The African Fish Eagle (Haliaeetus vocifer) is a large species of eagle. They are quite common near freshwater lakes, reservoirs, or rivers, although they can sometimes be found near the coast at the mouths of rivers or lagoons. As their name implies African fish eagles are indigenous to Africa, ranging over most of continental Africa south of the southern-most edge of the Sahara Desert.

Females are often larger than the males. Males usually have a wingspan of about 6 feet, while females have wingspans close to 8 feet. They are very unique in appearance with a mostly brown body and large, powerful, black wings. The head, breast, and tail are snow white and the hook-shaped beak is mostly yellow with a black tip.
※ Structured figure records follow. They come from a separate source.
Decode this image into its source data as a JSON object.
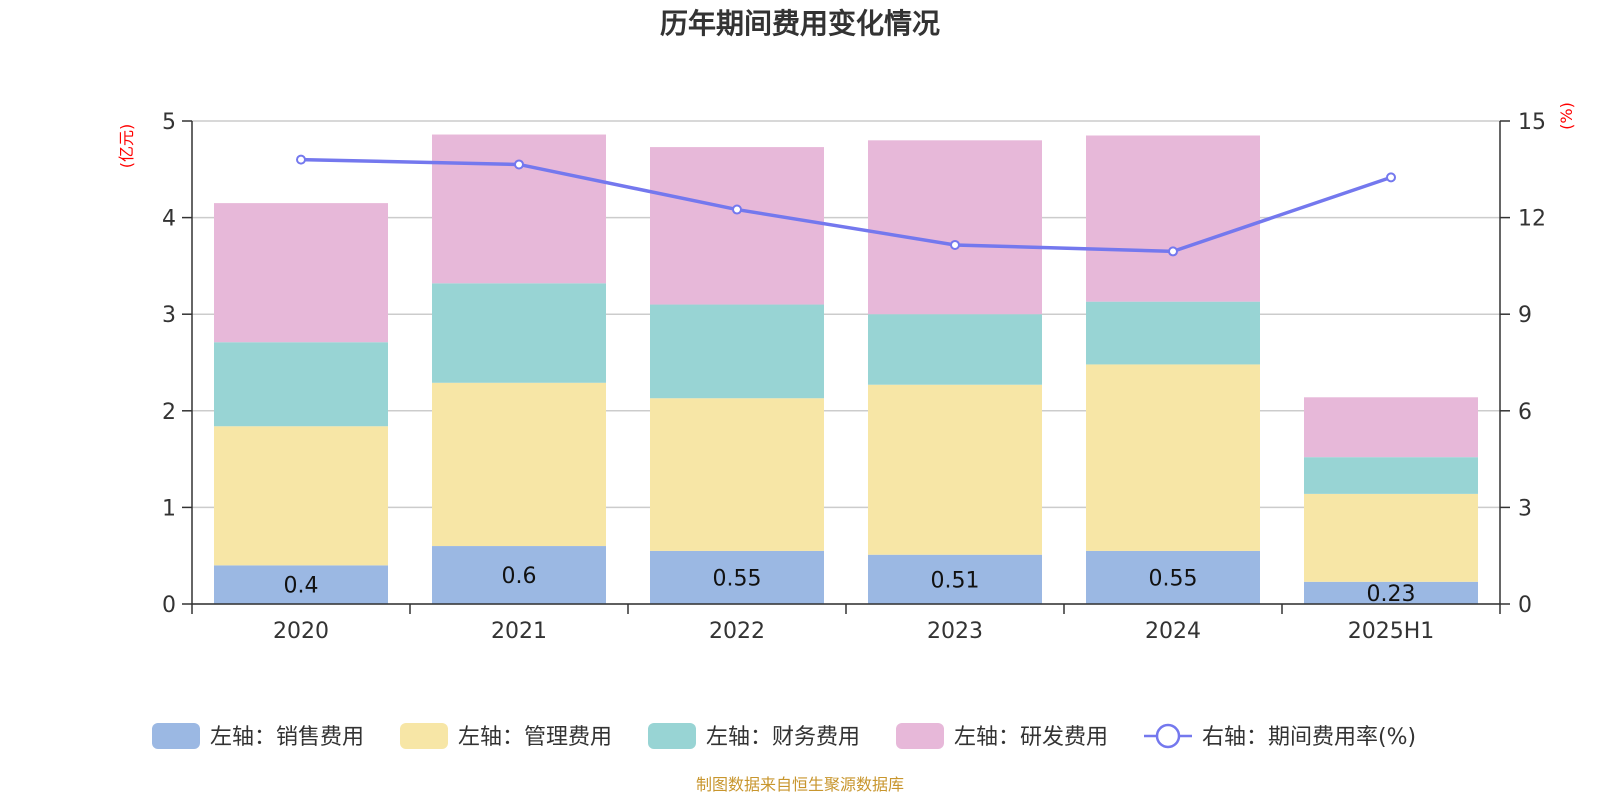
{
  "colors": {
    "sales": "#9bb8e3",
    "admin": "#f7e6a6",
    "finance": "#98d4d4",
    "rnd": "#e7b8d9",
    "rate": "#7478ee",
    "axis_unit": "#ff0000",
    "source": "#c8962e"
  },
  "chart_data": {
    "type": "bar",
    "stacked": true,
    "title": "历年期间费用变化情况",
    "left_axis_unit": "(亿元)",
    "right_axis_unit": "(%)",
    "categories": [
      "2020",
      "2021",
      "2022",
      "2023",
      "2024",
      "2025H1"
    ],
    "ylim_left": [
      0,
      5
    ],
    "yticks_left": [
      "0",
      "1",
      "2",
      "3",
      "4",
      "5"
    ],
    "ylim_right": [
      0,
      15
    ],
    "yticks_right": [
      "0",
      "3",
      "6",
      "9",
      "12",
      "15"
    ],
    "grid": true,
    "legend_position": "bottom",
    "series": [
      {
        "name": "左轴：销售费用",
        "key": "sales",
        "axis": "left",
        "values": [
          0.4,
          0.6,
          0.55,
          0.51,
          0.55,
          0.23
        ],
        "labels": [
          "0.4",
          "0.6",
          "0.55",
          "0.51",
          "0.55",
          "0.23"
        ]
      },
      {
        "name": "左轴：管理费用",
        "key": "admin",
        "axis": "left",
        "values": [
          1.44,
          1.69,
          1.58,
          1.76,
          1.93,
          0.91
        ]
      },
      {
        "name": "左轴：财务费用",
        "key": "finance",
        "axis": "left",
        "values": [
          0.87,
          1.03,
          0.97,
          0.73,
          0.65,
          0.38
        ]
      },
      {
        "name": "左轴：研发费用",
        "key": "rnd",
        "axis": "left",
        "values": [
          1.44,
          1.54,
          1.63,
          1.8,
          1.72,
          0.62
        ]
      },
      {
        "name": "右轴：期间费用率(%)",
        "key": "rate",
        "axis": "right",
        "type": "line",
        "values": [
          13.8,
          13.65,
          12.25,
          11.15,
          10.95,
          13.25
        ]
      }
    ]
  },
  "source_text": "制图数据来自恒生聚源数据库"
}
Breeding season for African fish eagles is during the dry season, when water levels are low. These birds are thought to mate for life, and pairs will often maintain two or more nests, which they will frequently re-use. Because nests are re-used and built upon over the years they can grow to be quite large, some reaching six feet across and 4 feet deep. The nests are placed in a large tree and built mostly of sticks and other pieces of wood. The female lays 1-3 eggs, which are primarily white with a few reddish speckles. The female does most of the incubation which last for 42-45 days. The male will occasionally incubate when the female leaves to hunt. The eggs will often hatch a few days apart and the eldest chick will usually kill any younger chicks. Fledging lasts for 70-75 days and after about 8 weeks the chick is capable of feeding itself and will usually begin to venture outside of the nest 2 weeks later.

This bird’s diets consists mainly of fish, which, upon spying from a perch in a tree, it will swoop down and snatch from the water with its large clawed talons and fly back to its perch to eat. Should the African fish eagle catch a fish over 4 pounds it will be too heavy to allow it to get lift, so it will instead drag the fish across the surface of the water until it reaches the shore. Should the African fish eagle catch an especially heavy fish that is too heavy to even allow the eagle to sustain flight it will drop into the water and paddle to the nearest shore with its wings. African fish eagles will also feed on waterfowl, small turtles, baby crocodiles, and carrion.